WASHINGTON — After the failure of the American Health Care Act in the House last week, President Donald Trump and his administration said that they’d drop the subject of health care and move on to their next policy priority: tax reform.
But one observer says that won’t really be any easier, in part because of the Republicans’ “brilliantly conceived” plan to repeal the Affordable Care Act.
Stan Collender, author of “The Guide to the Federal Budget” and a contributor to Forbes who worked for both the House and Senate Budget Committees, told WTOP that the administration and Speaker of the House Paul Ryan — a Republican who also represents Wisconsin’s 1st District — made the mistake of rushing a plan to repeal “Obamacare.”
“Number one, you’ve got to develop the support on Capitol Hill, but you’ve [also] got to develop the support off the Hill … outside the Beltway, so people can let their representatives know that they’re behind them one way or another.” The time between the unveiling of the American Health Care Act and its scheduled vote last Friday was 18 days, “and it showed,” Collender said.
The split between moderate Republicans, especially in the Senate, and the hard-core conservatives in the house Freedom Caucus was also foreseeable, Collender said. “You can’t just [pass a major policy initiative] with one party, because that one party, whether it’s Democrats or Republicans, is going to be split,” he said.
A brilliant plan
The administration and the party tackled repeal of the ACA first because of the way Senate rules are written. The plan would have worked brilliantly, Collender said, if the House had gone along.
Republicans hold a 52-48 majority in the Senate — a majority, but well short of the 60 votes they’d need to pass anything over an attempted filibuster by Democrats. The process called reconciliation is a way to bypass the filibuster and pass legislation with only 51 votes. But there are a couple of catches: The bill involved must be related to the budget and can’t permanently increase the deficit, and the tactic can only be used once per fiscal year.
The stratagem was set in motion when the Republicans didn’t pass a fiscal 2017 budget until Jan. 12, more than three months after the fiscal year had begun on Oct. 1, 2016. It allowed for the AHCA to be passed using reconciliation — once it passed the House.
The key, he explained, is that repeal of the Affordable Care Act would eliminate both the taxes that supported it and the spending that it mandated — the next effect would be to bring down the deficit, giving the Republicans more room to play with regarding tax reform, which they could pass in the fiscal 2018 budget — also using reconciliation.

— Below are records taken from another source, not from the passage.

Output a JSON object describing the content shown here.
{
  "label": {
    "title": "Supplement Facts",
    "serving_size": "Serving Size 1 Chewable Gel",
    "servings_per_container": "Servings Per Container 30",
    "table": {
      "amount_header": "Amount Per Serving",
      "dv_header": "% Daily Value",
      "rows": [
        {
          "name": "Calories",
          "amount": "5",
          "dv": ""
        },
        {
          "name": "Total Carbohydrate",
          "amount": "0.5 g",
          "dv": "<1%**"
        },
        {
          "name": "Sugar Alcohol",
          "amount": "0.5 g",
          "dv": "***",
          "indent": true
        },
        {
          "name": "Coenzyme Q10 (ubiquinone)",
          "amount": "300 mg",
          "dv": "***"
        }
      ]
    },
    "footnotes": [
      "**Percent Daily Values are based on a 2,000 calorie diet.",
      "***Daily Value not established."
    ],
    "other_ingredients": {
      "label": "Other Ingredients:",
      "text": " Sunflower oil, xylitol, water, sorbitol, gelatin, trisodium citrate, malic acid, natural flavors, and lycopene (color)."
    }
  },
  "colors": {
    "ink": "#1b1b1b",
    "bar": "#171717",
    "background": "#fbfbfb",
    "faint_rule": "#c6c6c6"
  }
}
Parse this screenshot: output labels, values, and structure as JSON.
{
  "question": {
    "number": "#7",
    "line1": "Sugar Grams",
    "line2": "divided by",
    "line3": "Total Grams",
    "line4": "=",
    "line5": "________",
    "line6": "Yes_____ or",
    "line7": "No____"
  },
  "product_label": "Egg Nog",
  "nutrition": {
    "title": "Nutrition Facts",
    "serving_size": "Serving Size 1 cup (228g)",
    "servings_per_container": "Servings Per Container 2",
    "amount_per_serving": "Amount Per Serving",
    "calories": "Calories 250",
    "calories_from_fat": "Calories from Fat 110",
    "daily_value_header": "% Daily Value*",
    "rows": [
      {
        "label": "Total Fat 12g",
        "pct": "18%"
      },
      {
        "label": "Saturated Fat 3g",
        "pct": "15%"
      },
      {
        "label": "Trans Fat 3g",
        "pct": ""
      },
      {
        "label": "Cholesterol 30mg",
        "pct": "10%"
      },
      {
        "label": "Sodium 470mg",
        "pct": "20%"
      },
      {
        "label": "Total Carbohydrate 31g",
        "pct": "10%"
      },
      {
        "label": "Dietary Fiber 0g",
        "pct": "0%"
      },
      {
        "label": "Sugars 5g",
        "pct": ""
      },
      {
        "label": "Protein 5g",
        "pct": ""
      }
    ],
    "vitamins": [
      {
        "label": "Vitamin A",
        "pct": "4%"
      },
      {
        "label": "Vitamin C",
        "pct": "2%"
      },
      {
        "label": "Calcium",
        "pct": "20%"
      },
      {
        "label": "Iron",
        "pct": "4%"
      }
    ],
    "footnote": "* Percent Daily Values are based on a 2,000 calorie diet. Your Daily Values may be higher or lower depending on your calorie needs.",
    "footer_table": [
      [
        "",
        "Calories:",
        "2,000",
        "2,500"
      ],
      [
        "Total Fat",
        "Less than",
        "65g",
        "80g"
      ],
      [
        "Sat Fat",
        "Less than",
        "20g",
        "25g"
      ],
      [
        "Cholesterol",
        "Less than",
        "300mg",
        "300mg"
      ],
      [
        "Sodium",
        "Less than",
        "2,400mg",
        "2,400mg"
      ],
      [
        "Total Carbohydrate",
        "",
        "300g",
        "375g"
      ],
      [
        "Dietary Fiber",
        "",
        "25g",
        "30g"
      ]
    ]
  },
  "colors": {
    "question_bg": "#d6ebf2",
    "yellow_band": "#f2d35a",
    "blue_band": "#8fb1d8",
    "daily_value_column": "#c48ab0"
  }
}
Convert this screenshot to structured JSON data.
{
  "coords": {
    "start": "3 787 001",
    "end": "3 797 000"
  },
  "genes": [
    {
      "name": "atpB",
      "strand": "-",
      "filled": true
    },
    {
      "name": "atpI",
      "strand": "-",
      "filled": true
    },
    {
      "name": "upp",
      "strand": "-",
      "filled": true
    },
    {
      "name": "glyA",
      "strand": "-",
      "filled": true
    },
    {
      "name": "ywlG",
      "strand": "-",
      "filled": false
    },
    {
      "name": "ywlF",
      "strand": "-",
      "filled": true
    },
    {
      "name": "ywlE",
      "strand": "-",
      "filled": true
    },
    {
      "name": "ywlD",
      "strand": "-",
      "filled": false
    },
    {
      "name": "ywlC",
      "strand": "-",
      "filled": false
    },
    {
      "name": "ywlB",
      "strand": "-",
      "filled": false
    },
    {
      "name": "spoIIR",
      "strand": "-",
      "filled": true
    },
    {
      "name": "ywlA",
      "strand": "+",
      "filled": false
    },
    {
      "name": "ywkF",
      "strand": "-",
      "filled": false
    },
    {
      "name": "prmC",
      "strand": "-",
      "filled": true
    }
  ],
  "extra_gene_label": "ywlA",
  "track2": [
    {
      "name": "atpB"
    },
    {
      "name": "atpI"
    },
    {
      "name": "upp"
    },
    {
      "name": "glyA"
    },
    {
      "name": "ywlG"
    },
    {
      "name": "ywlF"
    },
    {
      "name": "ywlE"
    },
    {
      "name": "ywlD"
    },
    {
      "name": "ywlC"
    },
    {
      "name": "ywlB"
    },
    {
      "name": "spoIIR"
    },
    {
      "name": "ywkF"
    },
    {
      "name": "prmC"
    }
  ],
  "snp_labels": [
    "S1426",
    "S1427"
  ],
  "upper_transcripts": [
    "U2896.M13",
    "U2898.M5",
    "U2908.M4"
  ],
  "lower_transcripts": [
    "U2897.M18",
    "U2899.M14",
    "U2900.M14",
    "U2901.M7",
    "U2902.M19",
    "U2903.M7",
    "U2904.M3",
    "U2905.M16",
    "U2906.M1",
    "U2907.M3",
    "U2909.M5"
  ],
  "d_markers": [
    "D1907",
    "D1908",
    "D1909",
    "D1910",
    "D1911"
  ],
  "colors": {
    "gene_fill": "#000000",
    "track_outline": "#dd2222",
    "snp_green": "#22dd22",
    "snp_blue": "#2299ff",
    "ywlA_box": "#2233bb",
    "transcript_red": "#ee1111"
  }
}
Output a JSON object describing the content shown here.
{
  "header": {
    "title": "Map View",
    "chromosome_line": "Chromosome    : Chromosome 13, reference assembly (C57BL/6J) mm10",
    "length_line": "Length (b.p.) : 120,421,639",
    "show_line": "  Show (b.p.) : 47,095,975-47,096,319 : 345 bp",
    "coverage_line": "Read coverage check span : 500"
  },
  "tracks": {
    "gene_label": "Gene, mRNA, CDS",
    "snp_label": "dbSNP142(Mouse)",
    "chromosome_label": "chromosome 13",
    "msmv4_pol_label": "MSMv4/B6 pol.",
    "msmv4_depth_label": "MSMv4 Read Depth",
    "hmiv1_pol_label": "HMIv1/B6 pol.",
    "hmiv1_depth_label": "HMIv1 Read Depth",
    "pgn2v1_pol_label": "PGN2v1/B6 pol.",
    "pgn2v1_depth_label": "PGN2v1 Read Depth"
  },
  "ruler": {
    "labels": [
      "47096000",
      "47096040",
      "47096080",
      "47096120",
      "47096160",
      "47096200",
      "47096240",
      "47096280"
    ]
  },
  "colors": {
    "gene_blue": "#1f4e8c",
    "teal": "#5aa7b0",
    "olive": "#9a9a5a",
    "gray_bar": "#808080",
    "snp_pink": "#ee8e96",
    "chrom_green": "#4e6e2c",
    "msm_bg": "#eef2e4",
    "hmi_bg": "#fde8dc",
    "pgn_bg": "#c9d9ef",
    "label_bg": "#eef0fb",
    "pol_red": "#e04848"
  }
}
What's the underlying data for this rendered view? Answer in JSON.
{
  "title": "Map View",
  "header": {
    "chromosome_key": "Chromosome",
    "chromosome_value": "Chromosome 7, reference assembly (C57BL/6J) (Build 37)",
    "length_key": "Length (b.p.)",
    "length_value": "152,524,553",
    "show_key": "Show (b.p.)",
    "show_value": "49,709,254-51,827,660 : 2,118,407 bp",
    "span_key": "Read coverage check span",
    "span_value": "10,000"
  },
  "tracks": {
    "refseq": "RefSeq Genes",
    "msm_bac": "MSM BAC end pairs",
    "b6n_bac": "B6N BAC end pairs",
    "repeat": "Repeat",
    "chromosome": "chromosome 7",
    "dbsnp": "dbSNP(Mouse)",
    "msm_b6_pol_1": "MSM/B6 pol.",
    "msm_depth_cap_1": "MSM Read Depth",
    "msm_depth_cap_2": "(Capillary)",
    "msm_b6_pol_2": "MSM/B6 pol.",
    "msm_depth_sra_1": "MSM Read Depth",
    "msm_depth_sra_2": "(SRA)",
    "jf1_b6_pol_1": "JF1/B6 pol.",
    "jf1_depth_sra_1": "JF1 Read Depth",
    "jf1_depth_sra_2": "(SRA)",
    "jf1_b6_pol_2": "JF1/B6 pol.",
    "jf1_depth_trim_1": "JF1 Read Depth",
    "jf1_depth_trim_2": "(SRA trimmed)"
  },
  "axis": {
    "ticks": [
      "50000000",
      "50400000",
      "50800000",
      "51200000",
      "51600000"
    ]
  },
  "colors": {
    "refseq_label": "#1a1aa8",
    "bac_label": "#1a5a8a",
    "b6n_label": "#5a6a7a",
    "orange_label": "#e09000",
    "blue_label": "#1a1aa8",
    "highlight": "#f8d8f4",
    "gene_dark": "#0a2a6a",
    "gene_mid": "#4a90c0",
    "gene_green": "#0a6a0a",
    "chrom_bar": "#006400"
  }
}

Collender wrote in Fortune in November that the tactic would “slam dunk [the] Trump agenda.” And it would have — except the AHCA didn’t pass.
“Now that repeal-and-replace has essentially gone down the tubes, they’re going to have a much more difficult time doing the second piece of it,” Collender told WTOP. “The projected deficit will be higher when they start tax reform, and therefore to keep the bill revenue-neutral, which is one of [their] goals … so far, they’ll have to raise more revenue or cut more spending.”
What about the deficit?
He added, “Here’s the big question: Will it be revenue-neutral? Will Congress agree to do what they did in the 1980s, by raising the same amount of revenue but raising it differently, so there’s no impact on the budget?”
That’s the stated goal, but conservatives such as Rep. Mark Meadows, a Republican representing North Carolina’s 11th District, are starting to show signs that adding to the deficit might not be a deal-breaker.
“Right now, there’s a growing movement that maybe it shouldn’t be revenue-neutral,” he said. “Maybe it should be actually a tax cut — not paid for. And that would mean the deficit would explode.”
A tax cut that grows the deficit, that isn’t made up for in other areas of the budget, would either be subject to a filibuster, or it would have to “sunset” after 10 years. An example of this is the George W. Bush administration’s 2003 tax cut, which was passed using the reconciliation process.
But such a tax cut may well turn permanent, Collender said. Only part of the Bush tax cut expired in 2013, and “chances are that in 10 years, it’ll be just as difficult politically to take back a tax cut as it would be to take it back this year.”
There’s been some discussion of ways to make up for tax reform and cuts, including a border adjustment tax, but no ideas have gotten very far yet. Collender thinks that deficit concerns will fall by the wayside: “They’re going to go for the tax cut every time, and the deficit’s going to lose out every time. … The deficit is always a subterfuge — it’s an excuse to oppose what the other side is doing.”
A tax cut that increases the deficit, Collender said, would leave Democrats complaining about a lack of fiscal rectitude —“and sound[ing] like the Republicans of the past 10 years.”